Little Bear is doing extraordinarily well in his new school and every day we see him more and more eager to go to class. He cried for 15 minutes after we left him on the first day, but Papi Bear said he just goes over to his seat and sits down with his breakfast when he leaves him now. His new PT told me she observed him for 15 minutes before she started her therapy with him on his first day on Thursday. She said he is very attached to the main teacher in the classroom and he likes to hold her pants and sit in her lap during circle time. The same teacher has told me he’s the sweetest little boy ever (except for the pinching) and that she adores him, so I’m glad he’s found a teacher at school that he can find comfort in while he’s away from Mama and Papi. We’re also thrilled to walk in at the end of the day and find him running around on the playground, rather than in a classroom or watching TV.

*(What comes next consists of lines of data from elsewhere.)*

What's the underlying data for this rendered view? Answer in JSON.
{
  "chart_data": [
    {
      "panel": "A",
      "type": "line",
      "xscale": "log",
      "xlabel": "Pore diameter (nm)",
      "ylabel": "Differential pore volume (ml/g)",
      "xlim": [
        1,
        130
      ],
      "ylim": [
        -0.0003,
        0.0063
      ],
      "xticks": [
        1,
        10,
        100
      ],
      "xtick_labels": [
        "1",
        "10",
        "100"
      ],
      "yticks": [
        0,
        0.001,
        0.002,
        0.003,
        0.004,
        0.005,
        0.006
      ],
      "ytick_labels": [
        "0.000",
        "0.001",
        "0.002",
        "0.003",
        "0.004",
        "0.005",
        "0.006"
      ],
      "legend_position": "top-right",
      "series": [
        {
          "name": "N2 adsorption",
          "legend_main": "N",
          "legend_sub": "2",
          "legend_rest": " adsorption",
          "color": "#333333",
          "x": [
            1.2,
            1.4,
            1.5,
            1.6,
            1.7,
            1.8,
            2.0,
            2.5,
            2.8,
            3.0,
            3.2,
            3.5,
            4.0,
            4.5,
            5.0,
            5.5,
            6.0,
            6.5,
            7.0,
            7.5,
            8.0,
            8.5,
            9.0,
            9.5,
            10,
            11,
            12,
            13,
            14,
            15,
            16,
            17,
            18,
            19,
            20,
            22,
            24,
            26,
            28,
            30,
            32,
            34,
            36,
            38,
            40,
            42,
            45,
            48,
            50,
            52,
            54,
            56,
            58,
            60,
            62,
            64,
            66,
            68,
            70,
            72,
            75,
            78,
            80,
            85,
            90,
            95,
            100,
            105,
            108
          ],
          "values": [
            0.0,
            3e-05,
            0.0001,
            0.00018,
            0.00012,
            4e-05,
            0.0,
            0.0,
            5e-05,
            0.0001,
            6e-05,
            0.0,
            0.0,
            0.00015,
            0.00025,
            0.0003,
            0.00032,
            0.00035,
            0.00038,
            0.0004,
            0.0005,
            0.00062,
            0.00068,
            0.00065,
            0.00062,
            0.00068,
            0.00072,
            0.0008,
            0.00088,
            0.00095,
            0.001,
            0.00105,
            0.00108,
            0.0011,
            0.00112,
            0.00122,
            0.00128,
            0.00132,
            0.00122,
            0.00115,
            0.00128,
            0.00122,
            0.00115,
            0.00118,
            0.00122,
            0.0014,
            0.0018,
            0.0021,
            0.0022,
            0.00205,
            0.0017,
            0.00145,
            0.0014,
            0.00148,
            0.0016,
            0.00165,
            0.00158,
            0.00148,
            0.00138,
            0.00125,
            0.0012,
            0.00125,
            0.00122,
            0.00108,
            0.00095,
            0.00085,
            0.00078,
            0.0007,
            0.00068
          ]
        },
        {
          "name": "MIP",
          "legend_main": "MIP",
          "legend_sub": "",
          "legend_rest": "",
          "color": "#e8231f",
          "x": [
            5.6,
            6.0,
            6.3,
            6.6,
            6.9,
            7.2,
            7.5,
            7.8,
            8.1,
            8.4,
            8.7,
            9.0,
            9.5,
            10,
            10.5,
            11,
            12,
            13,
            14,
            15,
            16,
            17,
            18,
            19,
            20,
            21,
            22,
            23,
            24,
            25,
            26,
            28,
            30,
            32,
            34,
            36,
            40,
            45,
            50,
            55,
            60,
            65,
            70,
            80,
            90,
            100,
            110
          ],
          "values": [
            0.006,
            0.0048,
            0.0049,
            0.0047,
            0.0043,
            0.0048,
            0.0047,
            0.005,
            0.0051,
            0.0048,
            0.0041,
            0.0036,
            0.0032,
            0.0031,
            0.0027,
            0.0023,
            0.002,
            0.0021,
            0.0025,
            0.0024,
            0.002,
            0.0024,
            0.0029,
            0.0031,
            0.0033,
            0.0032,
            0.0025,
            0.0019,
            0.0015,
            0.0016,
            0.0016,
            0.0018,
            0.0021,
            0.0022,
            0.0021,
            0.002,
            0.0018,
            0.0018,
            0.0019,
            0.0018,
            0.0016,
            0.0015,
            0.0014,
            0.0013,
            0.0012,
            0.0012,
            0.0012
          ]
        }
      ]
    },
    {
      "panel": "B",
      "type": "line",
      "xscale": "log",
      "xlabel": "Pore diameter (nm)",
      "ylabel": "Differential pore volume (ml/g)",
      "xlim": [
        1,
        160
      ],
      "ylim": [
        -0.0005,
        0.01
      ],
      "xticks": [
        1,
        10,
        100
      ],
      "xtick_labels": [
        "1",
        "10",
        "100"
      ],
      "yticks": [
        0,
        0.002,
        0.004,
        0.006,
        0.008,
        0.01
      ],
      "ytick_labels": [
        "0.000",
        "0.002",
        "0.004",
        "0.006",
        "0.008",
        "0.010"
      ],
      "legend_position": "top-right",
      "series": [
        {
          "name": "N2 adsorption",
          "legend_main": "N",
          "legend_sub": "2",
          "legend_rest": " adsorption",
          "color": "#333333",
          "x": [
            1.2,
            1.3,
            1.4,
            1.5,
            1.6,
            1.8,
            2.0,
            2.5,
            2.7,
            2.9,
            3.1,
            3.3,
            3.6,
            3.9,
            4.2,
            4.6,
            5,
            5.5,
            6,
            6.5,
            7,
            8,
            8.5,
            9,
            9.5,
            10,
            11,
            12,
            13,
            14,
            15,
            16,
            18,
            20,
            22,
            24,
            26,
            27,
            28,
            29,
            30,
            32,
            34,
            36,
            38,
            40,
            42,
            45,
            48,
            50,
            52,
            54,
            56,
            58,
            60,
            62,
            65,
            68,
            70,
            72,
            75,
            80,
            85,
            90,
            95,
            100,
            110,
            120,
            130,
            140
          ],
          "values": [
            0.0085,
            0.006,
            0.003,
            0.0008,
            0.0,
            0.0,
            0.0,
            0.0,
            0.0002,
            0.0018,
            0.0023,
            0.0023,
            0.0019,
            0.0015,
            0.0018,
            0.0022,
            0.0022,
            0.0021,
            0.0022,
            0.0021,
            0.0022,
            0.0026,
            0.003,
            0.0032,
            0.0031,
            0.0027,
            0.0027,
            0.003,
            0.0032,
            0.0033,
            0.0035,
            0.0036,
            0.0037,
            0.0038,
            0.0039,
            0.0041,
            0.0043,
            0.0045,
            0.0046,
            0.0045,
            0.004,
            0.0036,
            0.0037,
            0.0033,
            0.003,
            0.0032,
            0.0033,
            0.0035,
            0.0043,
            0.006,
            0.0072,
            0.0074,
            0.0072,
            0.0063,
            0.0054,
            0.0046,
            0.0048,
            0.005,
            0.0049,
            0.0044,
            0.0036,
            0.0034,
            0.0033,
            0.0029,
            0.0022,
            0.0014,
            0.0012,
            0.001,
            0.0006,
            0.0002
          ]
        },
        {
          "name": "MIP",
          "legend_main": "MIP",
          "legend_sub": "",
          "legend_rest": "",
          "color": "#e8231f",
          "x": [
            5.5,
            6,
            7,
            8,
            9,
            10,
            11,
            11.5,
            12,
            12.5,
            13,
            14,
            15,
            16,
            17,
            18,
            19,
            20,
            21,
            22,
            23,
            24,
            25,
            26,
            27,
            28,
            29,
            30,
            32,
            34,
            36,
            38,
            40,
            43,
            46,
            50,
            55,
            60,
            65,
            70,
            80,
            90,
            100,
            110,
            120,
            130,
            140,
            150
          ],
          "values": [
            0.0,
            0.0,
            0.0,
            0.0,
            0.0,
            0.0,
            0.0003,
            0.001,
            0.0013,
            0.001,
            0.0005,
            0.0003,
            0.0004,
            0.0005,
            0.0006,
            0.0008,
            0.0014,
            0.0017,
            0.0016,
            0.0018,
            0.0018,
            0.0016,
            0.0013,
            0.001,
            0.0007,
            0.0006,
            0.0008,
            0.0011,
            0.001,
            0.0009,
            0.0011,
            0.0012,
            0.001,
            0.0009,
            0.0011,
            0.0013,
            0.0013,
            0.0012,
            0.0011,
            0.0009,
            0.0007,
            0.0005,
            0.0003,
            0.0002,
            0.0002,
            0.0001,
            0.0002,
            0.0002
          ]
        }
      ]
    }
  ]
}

Today was a special day. A milestone day. Today was the day Little Bear picked up a remote, held it to his ear, and said, “Hewwo? Hewwo?” And then gave it to Mama to listen. Today was the day Little Bear truly played pretend and his Mama Bear’s fears lowered down one more notch. He can play pretend. My Little Bear can play pretend!!
The fears are still there. We still worry about the future. We still worry about the present and about the things we may have done to cause his disorder. We don’t, however, feel the terror that we felt back in July. Our terror has been replaced with hope: the hope that Little Bear will have the capacity to live a productive life in society and function as someone who is simply “different.” We’re okay with him being “different.” We’re both “different” ourselves. We just don’t want him to ever feel like he’s a burden to us or his brother. That is what we want for our baby boy.
And every day that goes by fills us with more relief that that will not be his case. We’ve passed the 3 week mark since Little Bear’s urine sample was given. The geneticist said that if he had something concerning like Fragile X, we would be called in earlier than our November 1 follow-up and the tests generally take 2 weeks to get back. I don’t want to say we’re in the clear for serious genetic conditions, but the stress has definitely gone down now that we’re heading towards a month since the second test was turned in.
For now, we’re just trying to pencil in life between therapy. Deep breaths and away we go towards the prize: our son reaching his full potential and finding coping mechanisms that work for him.